Koda Capital’s Frank Macindoe provides financial advice for some of the wealthier people in Australia as well as charities and not-for-profit organisations.
Koda Capital’s Frank Macindoe provides financial advice for some of the wealthier people in Australia as well as charities and not-for-profit organisations. He and others in his firm make their money by charging for financial advice. But Macindoe worries that the increasing regulation of the sector means that the cost of good financial advice is becoming too expensive for ordinary Australians, despite the fact they really need it.
“One of the key challenges is that there has been a lot of well-intentioned legislation aimed at reducing the chances that people will be given bad advice,” he says. “But the trouble is that it imposes a lot of costs. It means the cost of providing advice has gone up. It means Mr and Mrs Jones will struggle to get advice at what they would regard as an affordable price.”
Macindoe worries that the growing regulatory burden and requirements for higher qualifications including university degrees is prompting too many long-time financial advisers to leave the industry. “(This) means there is a diminishing portion of the Australian population which is getting advice. I wonder if it is really in the public interest that there are 100 people who aren’t getting bad advice but thousands a year getting no advice because they can’t afford it.”
Macindoe did not start out as a financial adviser. With law and arts degrees from the University of Melbourne, he began in 1976 as a corporate lawyer advising on deals in Australia and London, including the corporate collapse of Adsteam Group and Bond Brewing and the privatisation of electricity companies in Victoria. But he always had an interest in investing his own money and a “long and abiding interest in the markets”. He made mistakes and learned some hard lessons about investing, including the importance of paying attention to economic cycles and the potential for booms and busts in sharemarkets: “You always remember the mistakes you make with your own money and you learn from those mistakes.”
But while he rose to become a partner at one of Australia’s top law firms, then called Blake Dawson, he found investing was his passion and in 2002 made the big career move — walking out on a top job in corporate law to become a financial adviser in private wealth management, joining national broking and advisory firm JBWere.
Macindoe became one of JBWere’s most successful financial advisers, working there for 16 years. While there he took on several extra roles including trustee for the Goldman Sachs & JBWere superannuation fund, a role that included chairing its investment committee and one that provided invaluable lessons.
“When you are responsible for other people’s money you learn a lot from running your own money and the mistakes you make,” he says. “You are in full view of everybody. If you stuff it up, everyone is going to know.”
In 2018 he was approach by former JBWere colleague Paul Heath, who had left in 2015 to set up his own firm, Koda Capital, with former MLC chief Steve Tucker.

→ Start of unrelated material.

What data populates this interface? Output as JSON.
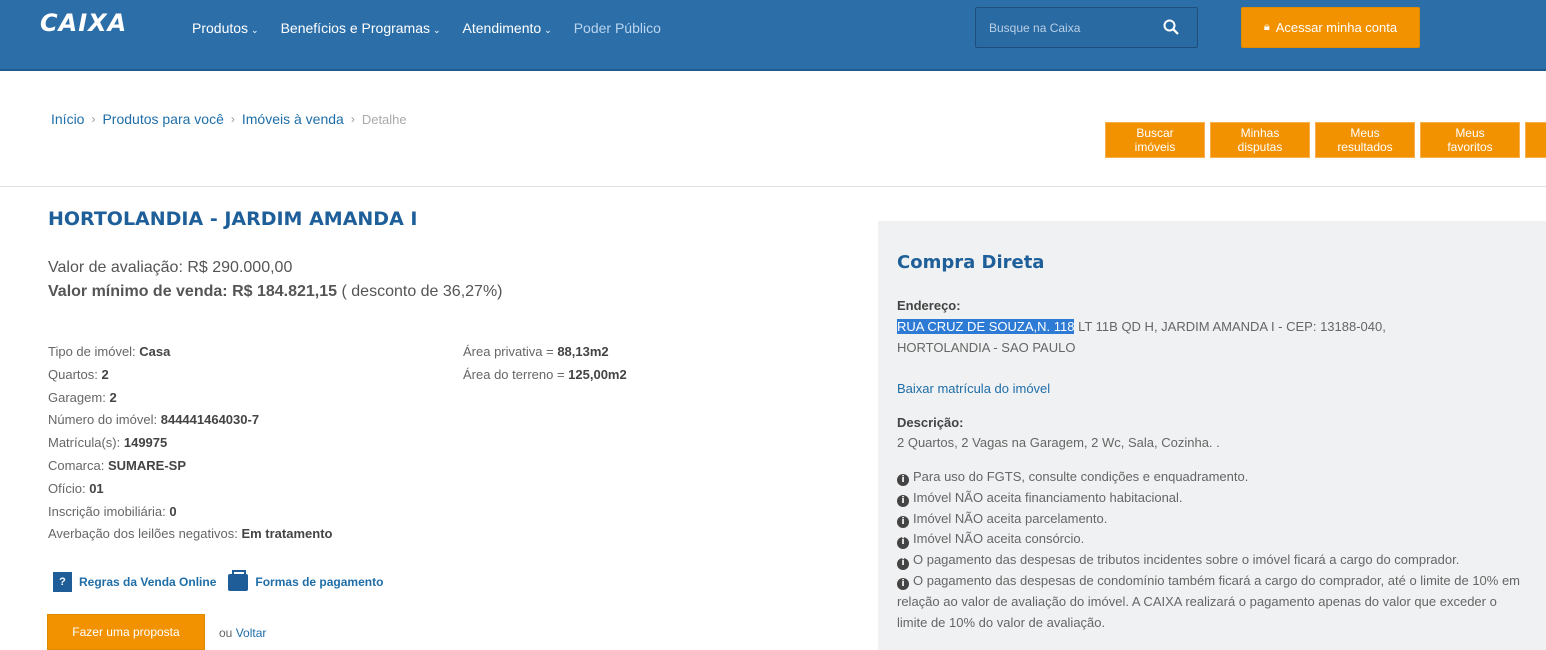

Seeing the chance to work for an independently owned financial advisory firm, Macindoe joined Koda Capital as an adviser and partner. The move was like a return to a law firm, he says, where the sole focus is to provide the best advice for their customers. “When you are giving advice as a lawyer it is the same thing. People want well-informed, well-analysed and unemotional advice. Even when they are feeling emotional, they need someone else to bring objectivity to it.”
Macindoe believes technology — think robo advice — can help provide low-cost advice, but only to a point.
“One of the challenges in being a good financial adviser is that first you have to come up with a good piece of advice or a good plan for what someone should do,” he says. “But then you have to persuade them to accept that advice. To do that, you need to be able to talk to them directly and talk things through. Most people need to sit down in front of an adviser for a few hours. The adviser can prepare some advice for them and they need to come back for a few hours later. But with the nature of legislation these days you have to produce 70 pages of written advice for them which they probably won’t read.”